The transformation of energy markets towards a decentralized and distributed model, driven largely by carbon reduction policy commitments, is putting strain on the sector at both the financial and technological levels. Unprecedented levels of investment are required to transition to renewables and new smart technologies need to be developed and introduced to automate and reinforce the grid to integrate and optimize this intermittent generation.
On top of these, there are three ‘mega risks’ which have been identified by energy leaders as posing even greater threats to energy security and supply, according to the World Energy Council (WEC) in a new report, ‘Road to resilience: Financing resilient energy infrastructure’. These are extreme weather, the energy-water-food nexus and cyber attacks.
Energy ‘mega risks’
Stimulated by the rise in global average temperatures, the frequency and severity of extreme weather events such as storms, droughts or heat waves is on the increase. Over the past 40 years, the number of extreme weather events recorded each year has more than quadrupled. In large parts of the Asia Pacific region, Latin America and Africa extreme weather events are among energy leaders’ top uncertainty issues.
Energy and agriculture are the two most water-intensive sectors. 98% of electricity supply is dependent on the availability of water. Food production requires large volumes of water and energy: energy is used for pumping, moving and treating water; and water is used in the production and supply of energy. Both energy and food security are at risk and further water stress offers the prospect of greater competition between different uses.
The digitisation of the energy sector has resulted in the development of new methods to store and share data to improve grid and energy management and for example to enhance customer engagement. But it also has brought an increase in the sophistication and frequency of cyber attacks. Cyber threats are among energy leaders’ top uncertainty issues in parts of Europe and North America. By 2018 the oil and gas industries could be spending US$1.87 billion annually on cyber security.
These threats impact both the physical structures and the capital returns that are needed to advance energy systems to a more sustainable future, argues the WEC. Therefore, successfully managing them has become crucial, bringing the need for resilience to the fore.
“The different risks to resilience have very distinct meaning and priorities in different regions,” says Christoph Frei, WEC secretary general. “Yet the imperative to cope with these risks is a powerful catalyst for innovation: innovation in technology, system design and management, cross-country and -value chain cooperation, the required policies and, last but not least, financing concepts. Securing the future investments to expand and transform the sector is the critical challenge ahead.”
Improving energy resilience
The WEC report makes seven recommendations to increase resilience, of which probably most if not all are being implemented to some extent in energy markets globally, especially the development of a smarter energy infrastructure. Others include more forward looking evaluation of energy system design; better information sharing on risks and best practices; improved guidance from policy makers and regulators; increased private sector investment in infrastructure; reflecting the risks in cost-benefit analyses; and encouraging diversity in terms of generation types, technologies, solutions, etc.
All of these are obviously important to driving towards a more resilient future energy system.

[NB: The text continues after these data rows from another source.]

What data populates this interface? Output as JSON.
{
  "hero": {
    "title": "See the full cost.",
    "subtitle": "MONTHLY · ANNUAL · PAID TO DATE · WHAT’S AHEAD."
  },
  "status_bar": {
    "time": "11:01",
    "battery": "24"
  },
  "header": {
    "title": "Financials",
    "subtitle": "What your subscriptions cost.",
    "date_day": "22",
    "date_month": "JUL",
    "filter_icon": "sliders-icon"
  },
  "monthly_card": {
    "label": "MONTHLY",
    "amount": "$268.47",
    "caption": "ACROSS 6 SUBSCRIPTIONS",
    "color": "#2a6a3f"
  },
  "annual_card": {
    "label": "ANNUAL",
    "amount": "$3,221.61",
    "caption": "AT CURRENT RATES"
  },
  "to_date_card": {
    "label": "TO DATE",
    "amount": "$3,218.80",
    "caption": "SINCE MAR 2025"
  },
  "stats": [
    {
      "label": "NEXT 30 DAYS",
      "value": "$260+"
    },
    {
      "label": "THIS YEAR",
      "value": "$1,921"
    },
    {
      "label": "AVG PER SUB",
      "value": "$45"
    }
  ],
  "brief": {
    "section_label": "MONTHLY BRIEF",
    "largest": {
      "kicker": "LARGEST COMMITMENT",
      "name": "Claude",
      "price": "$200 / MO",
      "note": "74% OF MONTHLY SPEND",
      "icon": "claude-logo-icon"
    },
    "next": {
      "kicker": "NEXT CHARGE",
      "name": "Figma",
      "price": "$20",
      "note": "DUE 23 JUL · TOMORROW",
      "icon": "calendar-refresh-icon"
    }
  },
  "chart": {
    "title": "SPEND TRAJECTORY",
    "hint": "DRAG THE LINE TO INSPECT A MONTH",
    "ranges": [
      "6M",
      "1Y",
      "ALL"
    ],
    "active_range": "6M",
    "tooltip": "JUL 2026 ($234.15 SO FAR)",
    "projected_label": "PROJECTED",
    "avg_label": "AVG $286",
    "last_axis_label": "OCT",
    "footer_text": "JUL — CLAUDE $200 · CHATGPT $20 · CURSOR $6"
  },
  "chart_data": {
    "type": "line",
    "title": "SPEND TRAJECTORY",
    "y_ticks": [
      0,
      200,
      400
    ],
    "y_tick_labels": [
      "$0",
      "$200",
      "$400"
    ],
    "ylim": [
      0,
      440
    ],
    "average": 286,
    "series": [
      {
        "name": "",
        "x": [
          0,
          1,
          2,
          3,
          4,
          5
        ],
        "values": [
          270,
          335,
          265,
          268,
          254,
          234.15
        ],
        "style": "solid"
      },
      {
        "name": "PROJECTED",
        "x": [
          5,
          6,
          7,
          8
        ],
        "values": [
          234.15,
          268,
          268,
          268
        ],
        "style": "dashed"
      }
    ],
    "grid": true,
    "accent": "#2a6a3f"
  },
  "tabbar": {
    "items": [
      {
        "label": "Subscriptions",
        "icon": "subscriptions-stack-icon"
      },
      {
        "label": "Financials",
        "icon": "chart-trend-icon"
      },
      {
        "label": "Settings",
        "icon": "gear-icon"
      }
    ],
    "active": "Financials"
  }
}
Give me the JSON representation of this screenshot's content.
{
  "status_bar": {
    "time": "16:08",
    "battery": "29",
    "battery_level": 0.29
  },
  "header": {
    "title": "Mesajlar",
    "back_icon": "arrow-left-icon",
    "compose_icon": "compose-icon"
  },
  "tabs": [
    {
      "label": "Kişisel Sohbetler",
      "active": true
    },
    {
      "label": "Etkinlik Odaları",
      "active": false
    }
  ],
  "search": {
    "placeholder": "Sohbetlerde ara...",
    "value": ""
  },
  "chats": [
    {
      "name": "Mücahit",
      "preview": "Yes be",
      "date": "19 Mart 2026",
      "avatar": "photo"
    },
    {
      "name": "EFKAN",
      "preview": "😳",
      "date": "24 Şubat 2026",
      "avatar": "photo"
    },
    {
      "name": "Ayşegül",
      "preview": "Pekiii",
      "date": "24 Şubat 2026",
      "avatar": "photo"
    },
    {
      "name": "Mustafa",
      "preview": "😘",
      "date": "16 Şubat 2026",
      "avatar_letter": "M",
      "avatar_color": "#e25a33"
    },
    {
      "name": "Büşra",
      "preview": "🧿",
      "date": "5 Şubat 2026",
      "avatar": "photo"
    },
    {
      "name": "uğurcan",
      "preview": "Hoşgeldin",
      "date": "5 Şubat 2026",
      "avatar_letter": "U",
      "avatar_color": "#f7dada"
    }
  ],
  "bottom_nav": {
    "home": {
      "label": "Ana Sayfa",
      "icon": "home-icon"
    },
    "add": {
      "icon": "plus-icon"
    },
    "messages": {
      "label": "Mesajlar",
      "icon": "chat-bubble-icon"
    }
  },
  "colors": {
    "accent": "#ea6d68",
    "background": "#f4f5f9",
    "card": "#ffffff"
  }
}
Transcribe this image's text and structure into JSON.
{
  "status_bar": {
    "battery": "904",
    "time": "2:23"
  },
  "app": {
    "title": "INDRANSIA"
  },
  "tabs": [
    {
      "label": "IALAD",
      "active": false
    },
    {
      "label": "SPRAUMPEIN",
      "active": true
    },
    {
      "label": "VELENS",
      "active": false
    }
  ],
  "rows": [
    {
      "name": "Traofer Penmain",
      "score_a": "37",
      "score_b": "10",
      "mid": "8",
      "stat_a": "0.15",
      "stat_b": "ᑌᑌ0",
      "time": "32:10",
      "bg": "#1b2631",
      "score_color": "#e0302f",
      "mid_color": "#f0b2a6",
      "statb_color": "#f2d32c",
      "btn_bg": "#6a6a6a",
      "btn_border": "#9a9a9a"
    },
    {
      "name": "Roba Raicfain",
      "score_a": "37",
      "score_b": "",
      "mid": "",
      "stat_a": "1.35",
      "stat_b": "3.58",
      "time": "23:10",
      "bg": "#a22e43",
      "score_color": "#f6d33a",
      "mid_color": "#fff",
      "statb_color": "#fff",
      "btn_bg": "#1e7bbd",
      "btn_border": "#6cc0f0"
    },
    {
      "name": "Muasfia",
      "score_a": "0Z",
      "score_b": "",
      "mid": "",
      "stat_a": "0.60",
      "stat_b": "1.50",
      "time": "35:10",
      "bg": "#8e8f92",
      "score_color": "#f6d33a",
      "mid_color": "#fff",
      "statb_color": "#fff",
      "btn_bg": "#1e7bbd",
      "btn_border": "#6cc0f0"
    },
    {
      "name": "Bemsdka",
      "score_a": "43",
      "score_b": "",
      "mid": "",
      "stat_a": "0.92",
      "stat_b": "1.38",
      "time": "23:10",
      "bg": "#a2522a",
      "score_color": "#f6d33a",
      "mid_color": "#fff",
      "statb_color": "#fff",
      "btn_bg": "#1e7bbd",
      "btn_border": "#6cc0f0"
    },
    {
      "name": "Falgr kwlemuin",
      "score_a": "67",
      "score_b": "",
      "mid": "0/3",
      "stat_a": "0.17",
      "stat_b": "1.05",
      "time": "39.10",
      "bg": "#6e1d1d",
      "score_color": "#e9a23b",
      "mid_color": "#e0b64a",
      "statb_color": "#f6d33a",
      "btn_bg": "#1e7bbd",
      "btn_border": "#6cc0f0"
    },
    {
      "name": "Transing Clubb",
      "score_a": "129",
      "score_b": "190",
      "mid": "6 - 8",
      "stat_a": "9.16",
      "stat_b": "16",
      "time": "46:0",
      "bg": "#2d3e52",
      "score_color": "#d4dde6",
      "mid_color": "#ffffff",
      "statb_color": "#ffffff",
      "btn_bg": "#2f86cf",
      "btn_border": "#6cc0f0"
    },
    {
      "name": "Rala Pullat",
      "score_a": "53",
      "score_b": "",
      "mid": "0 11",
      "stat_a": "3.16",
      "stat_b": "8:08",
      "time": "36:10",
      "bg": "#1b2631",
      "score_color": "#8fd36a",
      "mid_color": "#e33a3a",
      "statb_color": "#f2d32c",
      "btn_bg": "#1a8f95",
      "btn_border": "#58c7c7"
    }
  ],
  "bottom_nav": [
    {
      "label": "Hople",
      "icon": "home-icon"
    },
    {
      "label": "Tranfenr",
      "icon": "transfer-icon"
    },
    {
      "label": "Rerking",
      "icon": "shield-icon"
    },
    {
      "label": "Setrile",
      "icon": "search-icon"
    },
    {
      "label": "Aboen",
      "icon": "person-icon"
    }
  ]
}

But it also can be argued that the decentralized model in itself will improve resilience and is thus the right model at the right time. With generation and storage at residential or community level, individual energy security is enhanced, while technologies such as microgrids with islanding can improve resilience in the face of extreme weather events or to cyber events. Electrification for rural communities offers the prospect of improving water and sanitation services and increasing local agriculture. There also are underplayed linkages at the energy-water nexus, such as the use of water for storage and demand management or for floating renewables.
Ultimately, the energy sector response to the ‘mega risks’ is only part of the picture. As their impacts extend more widely a full response will require coordination with other sustainability sectors.
These energy resilience issues will be explored in depth at the 23rd World Energy Congress in Istanbul next month, when Engerati will bring an update and further commentary.